Llama 4 Scout 17B-16E Instruct vs Qwen2-7B-Instruct
Llama 4 Scout 17B-16E Instruct (2025) and Qwen2-7B-Instruct (2024) are compact production models from AI at Meta and Alibaba. Llama 4 Scout 17B-16E Instruct ships a 328K-token context window, while Qwen2-7B-Instruct ships a 128K-token context window. This comparison covers specs, pricing, capabilities, benchmarks, provider availability, and production fit. It focuses on practical selection signals rather than broad model-family marketing. The goal is to make the tradeoff clear before deeper testing.
Llama 4 Scout 17B-16E Instruct is safer overall; choose Qwen2-7B-Instruct when provider fit matters.
Specs
| Specification | ||
|---|---|---|
| Released | 2025-04-05 | 2024-06-07 |
| Context window | 328K | 128K |
| Parameters | 17B | 7B |
| Architecture | mixture of experts | decoder only |
| License | Open Source | 1 |
| Knowledge cutoff | - | - |
Pricing and availability
| Pricing attribute | Llama 4 Scout 17B-16E Instruct | Qwen2-7B-Instruct |
|---|---|---|
| Input price | $0.08/1M tokens | - |
| Output price | $0.3/1M tokens | - |
| Providers |
Capabilities
| Capability | Llama 4 Scout 17B-16E Instruct | Qwen2-7B-Instruct |
|---|---|---|
| Vision | No | No |
| Multimodal | No | No |
| Reasoning | No | No |
| Function calling | No | No |
| Tool use | No | No |
| Structured outputs | Yes | No |
| Code execution | No | No |
Benchmarks
No shared benchmark rows are currently sourced for this pair.
Deep dive
The capability footprint differs most on structured outputs: Llama 4 Scout 17B-16E Instruct. Both models share the core language-model surface, so the practical split is not just feature count. Use those differences to decide whether the page is about raw model quality, agentic coding support, multimodal ingestion, or predictable structured API behavior.

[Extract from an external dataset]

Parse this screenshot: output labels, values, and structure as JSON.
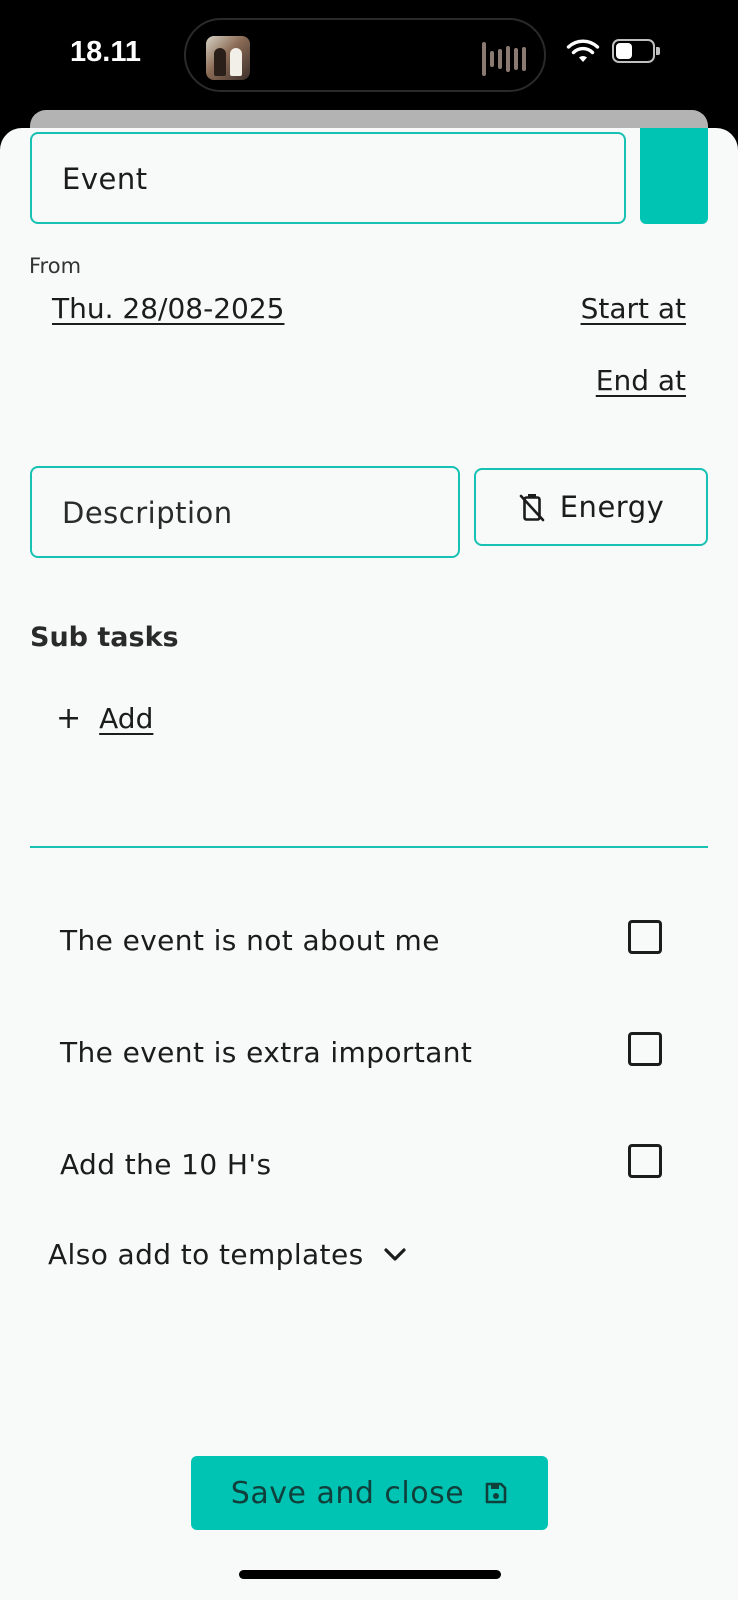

Pricing coverage is uneven: Llama 4 Scout 17B-16E Instruct has $0.08/1M input tokens and Qwen2-7B-Instruct has no token price sourced yet. Provider availability is 8 tracked routes versus 1. Treat unknown pricing as an integration gap, then verify the route you will actually call before estimating production spend.
Choose Llama 4 Scout 17B-16E Instruct when long-context analysis, larger context windows, and broader provider choice are central to the workload. Choose Qwen2-7B-Instruct when provider fit are more important. For production, rerun your own prompts through the exact provider, region, and tool stack you plan to ship. This keeps the decision grounded in measurable tradeoffs instead of brand-level assumptions. It also helps separate model capability from provider packaging, which can change cost and latency. For teams standardizing a stack, that distinction is often the difference between a benchmark win and a reliable deployment.
FAQ
Which has a larger context window, Llama 4 Scout 17B-16E Instruct or Qwen2-7B-Instruct?
Llama 4 Scout 17B-16E Instruct supports 328K tokens, while Qwen2-7B-Instruct supports 128K tokens. That gap matters most for long documents, large codebases, retrieval-heavy agents, and conversations where earlier context must remain visible.
Is Llama 4 Scout 17B-16E Instruct or Qwen2-7B-Instruct open source?
Llama 4 Scout 17B-16E Instruct is listed under Open Source. Qwen2-7B-Instruct is listed under 1. License labels affect whether you can self-host, redistribute weights, or rely only on hosted APIs, so confirm the upstream license before deployment.
Which is better for structured outputs, Llama 4 Scout 17B-16E Instruct or Qwen2-7B-Instruct?
Llama 4 Scout 17B-16E Instruct has the clearer documented structured outputs signal in this comparison. If structured outputs is mission-critical, validate it against the provider endpoint because model-level support and API-level exposure can differ.
Where can I run Llama 4 Scout 17B-16E Instruct and Qwen2-7B-Instruct?
Llama 4 Scout 17B-16E Instruct is available on OpenRouter, Together AI, Fireworks AI, DeepInfra, and GCP Vertex AI. Qwen2-7B-Instruct is available on NVIDIA NIM. Provider coverage can affect latency, region availability, compliance posture, and fallback options.
When should I pick Llama 4 Scout 17B-16E Instruct over Qwen2-7B-Instruct?
Llama 4 Scout 17B-16E Instruct is safer overall; choose Qwen2-7B-Instruct when provider fit matters. If your workload also depends on long-context analysis, start with Llama 4 Scout 17B-16E Instruct; if it depends on provider fit, run the same evaluation with Qwen2-7B-Instruct.
Continue comparing
Last reviewed: 2026-05-11. Data sourced from public model cards and provider documentation.